Sauber slams "awful and appalling" Wehrlein criticism

Sauber team principal Monisha Kaltenborn has labelled criticism of Pascal Wehrlein's decision to withdraw from the Australian Grand Prix on fitness grounds "awful" and "appalling".

Sauber slams "awful and appalling" Wehrlein criticism
Pascal Wehrlein, Sauber
Pascal Wehrlein, Sauber C36-Ferrari
Pascal Wehrlein, Sauber C36-Ferrari
Pascal Wehrlein, Sauber C36-Ferrari
Pascal Wehrlein, Sauber C36
Pascal Wehrlein, Sauber
Pascal Wehrlein, Sauber C36
Pascal Wehrlein, Sauber C36-Ferrari

Wehrlein told the Swiss team after Friday's practice session he had concerns over his fitness, having suffered a back injury in January's Race of Champions event.

The German driver had to miss the first test at Barcelona because of the injury and admitted he only realised after driving on Friday that the training setback left him short of full fitness.

Kaltenborn believes Wehrlein's decision to stand down should be praised, not criticised.

"He just needs time," Kaltenborn told Motorsport.com. "I think it is really awful how people think they have any sort of competence to say anything about him.

"They just have their weird views from wherever they come and have no authority at all to judge over anyone. I think it is rather appalling how people think they can judge this and they should look at themselves first.

"It takes a lot for someone so ambitious to openly admit and say, 'Guys, in these circumstances, I cannot cover the entire race distance'.

"So one should rather appreciate that kind of openness and honesty, which is not easy to maintain with the kind of pressure these guys have."

Antonio Giovinazzi stood in for Wehrlein, who is due to return for the next race in China on April 9.

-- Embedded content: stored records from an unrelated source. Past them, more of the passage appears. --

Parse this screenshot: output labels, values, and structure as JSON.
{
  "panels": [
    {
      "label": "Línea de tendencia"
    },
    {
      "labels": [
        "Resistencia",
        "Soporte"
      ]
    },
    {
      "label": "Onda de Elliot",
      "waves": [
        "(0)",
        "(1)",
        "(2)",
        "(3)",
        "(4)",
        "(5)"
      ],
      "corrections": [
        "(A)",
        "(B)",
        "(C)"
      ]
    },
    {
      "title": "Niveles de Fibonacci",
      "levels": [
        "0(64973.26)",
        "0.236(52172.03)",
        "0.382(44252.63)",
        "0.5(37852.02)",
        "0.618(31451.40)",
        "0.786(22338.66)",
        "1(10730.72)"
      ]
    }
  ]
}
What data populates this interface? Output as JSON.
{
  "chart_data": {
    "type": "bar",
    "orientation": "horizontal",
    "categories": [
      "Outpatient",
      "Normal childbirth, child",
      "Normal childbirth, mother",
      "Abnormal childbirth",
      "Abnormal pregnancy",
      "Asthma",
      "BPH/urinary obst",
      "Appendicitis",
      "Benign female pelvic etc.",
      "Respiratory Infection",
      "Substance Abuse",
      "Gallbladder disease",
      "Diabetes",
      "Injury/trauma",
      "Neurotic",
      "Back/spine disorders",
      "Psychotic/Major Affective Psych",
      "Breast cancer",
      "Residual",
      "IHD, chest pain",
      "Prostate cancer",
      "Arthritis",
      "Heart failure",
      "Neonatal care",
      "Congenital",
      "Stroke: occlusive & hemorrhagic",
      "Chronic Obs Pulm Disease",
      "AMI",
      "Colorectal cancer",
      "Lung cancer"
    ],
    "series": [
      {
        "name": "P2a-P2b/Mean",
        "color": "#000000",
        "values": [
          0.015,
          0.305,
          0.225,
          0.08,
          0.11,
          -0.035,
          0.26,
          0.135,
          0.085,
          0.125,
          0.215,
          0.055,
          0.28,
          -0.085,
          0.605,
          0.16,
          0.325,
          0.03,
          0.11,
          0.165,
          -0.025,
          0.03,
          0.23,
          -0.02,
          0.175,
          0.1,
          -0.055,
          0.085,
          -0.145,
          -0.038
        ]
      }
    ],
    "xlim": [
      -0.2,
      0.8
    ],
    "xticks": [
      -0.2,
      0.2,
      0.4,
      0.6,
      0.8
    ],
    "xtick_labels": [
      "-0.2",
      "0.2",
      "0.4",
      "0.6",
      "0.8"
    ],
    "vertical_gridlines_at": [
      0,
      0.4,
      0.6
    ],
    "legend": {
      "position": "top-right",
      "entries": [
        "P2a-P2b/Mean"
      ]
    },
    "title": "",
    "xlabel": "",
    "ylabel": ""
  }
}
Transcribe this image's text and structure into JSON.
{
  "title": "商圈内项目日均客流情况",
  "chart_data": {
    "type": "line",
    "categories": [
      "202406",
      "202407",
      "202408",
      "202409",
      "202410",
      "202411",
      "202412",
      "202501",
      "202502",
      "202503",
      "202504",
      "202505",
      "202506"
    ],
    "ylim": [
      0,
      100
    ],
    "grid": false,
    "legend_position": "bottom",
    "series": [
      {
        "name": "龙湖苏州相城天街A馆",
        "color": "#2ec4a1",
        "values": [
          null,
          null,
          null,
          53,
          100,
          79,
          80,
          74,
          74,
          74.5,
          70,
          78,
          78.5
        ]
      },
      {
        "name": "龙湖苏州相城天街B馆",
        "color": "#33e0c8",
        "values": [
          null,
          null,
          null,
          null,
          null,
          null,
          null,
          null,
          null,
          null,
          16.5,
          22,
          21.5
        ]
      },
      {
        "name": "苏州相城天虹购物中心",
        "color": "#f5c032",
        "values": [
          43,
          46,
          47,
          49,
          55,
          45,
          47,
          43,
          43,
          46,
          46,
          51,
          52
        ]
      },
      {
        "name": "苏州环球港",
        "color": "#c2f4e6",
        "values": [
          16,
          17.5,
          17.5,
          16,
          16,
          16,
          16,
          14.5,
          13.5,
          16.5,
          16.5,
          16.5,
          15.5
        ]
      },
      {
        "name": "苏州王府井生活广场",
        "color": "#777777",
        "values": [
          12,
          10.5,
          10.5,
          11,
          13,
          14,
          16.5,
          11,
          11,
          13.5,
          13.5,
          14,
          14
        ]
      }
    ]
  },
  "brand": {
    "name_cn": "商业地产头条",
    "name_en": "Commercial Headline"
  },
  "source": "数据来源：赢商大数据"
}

Kaltenborn said Wehrlein would not seek a specialist between now and the Shanghai race because his fitness would improve sufficiently in the interim for the team not to be concerned.

No doubts after second test

Wehrlein completed four half-days at Barcelona in the second week of pre-season testing, but was limited to short runs as a precaution.

Kaltenborn said it was "very surprising" he had even been cleared to take part in testing, which made everybody believe he had returned to full fitness.

But asked if the team had any indication of a problem after the second test, she replied: "Not at all. I would never have done this otherwise.

"You cannot have indication for this because then you know something really isn't right. We started building him up because that was the right thing to do.

"It was the right step not to put someone in the car all day, so we split it – other teams do it too, without having this situation.

"We came here with clear intention that he is going to drive all weekend."